A Playlist for Recovering Fundies
A couple of years back, I dragged my agnostic husband, Brian, to a Calvinist megachurch. Calvinist means God preselected a few humans for salvation and the rest for eternal torture. We sat there for an hour, goats among the sheep. Brian’s reaction? “That was the best indie rock I’ve heard in a long time!”
Christians have a love-hate relationship with popular music. I came of age during a hate phase. Rock was diabolical. In my generation, Alice Cooper, missionary kid, played out his parents’ fears about rock music, chopping up baby dolls and screeching about necrophilia while dressed as a 17th Century witch. Having dabbled on the enemy side of a fantastical spiritual war that supposedly encompasses us all, he now attends an evangelical mega in Scottsdale, Arizona.

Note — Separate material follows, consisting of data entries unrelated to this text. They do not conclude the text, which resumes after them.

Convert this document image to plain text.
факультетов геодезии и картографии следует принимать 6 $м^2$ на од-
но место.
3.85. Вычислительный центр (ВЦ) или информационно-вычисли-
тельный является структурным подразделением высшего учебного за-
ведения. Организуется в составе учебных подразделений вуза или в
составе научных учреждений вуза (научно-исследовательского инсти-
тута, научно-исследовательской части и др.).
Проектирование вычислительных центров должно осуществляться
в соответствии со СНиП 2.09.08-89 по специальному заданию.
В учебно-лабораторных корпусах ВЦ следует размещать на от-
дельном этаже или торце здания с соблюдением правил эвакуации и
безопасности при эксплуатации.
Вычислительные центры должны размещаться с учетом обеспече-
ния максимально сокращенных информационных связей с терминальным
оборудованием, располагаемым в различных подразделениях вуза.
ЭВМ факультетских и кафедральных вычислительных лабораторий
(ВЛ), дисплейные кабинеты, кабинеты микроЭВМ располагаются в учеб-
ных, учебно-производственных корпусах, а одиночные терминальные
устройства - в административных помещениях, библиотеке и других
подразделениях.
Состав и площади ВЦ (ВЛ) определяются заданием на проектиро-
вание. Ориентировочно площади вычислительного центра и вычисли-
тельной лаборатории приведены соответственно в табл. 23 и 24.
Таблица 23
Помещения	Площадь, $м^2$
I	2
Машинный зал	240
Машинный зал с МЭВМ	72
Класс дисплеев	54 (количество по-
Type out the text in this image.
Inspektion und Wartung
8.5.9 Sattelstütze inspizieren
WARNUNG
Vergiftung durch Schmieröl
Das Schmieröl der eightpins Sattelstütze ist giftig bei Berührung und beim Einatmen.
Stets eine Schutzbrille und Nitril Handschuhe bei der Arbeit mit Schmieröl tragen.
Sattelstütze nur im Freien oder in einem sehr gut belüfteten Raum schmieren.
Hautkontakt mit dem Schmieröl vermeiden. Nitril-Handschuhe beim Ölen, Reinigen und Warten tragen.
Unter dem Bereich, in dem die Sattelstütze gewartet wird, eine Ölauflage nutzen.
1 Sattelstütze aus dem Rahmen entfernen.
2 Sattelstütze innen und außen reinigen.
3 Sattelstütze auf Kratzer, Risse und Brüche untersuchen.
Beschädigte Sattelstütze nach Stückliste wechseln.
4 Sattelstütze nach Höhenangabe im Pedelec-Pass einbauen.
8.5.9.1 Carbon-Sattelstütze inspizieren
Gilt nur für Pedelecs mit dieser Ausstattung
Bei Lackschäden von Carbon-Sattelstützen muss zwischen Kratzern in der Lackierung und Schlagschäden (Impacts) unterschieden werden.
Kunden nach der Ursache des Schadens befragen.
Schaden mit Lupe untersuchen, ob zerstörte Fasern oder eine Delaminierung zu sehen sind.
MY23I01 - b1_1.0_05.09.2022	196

In his youth, Alice had to choose between edgy rock and Jesus. By contrast, my nephew (raised by the same woman who raised me on Swan Lake—my mom) spent his teen years consuming a steady diet of Christian heavy metal. Mom’s complaints were focused on aesthetics. Matthew’s beloved “screamers” were distasteful, but not dangerous. Heavy metal had been co-opted. Instead of sketching daggers and bones dripping with stylized blood like secular metal fans, Matt could draw hearts and crosses dripping with stylized blood—and that was ok.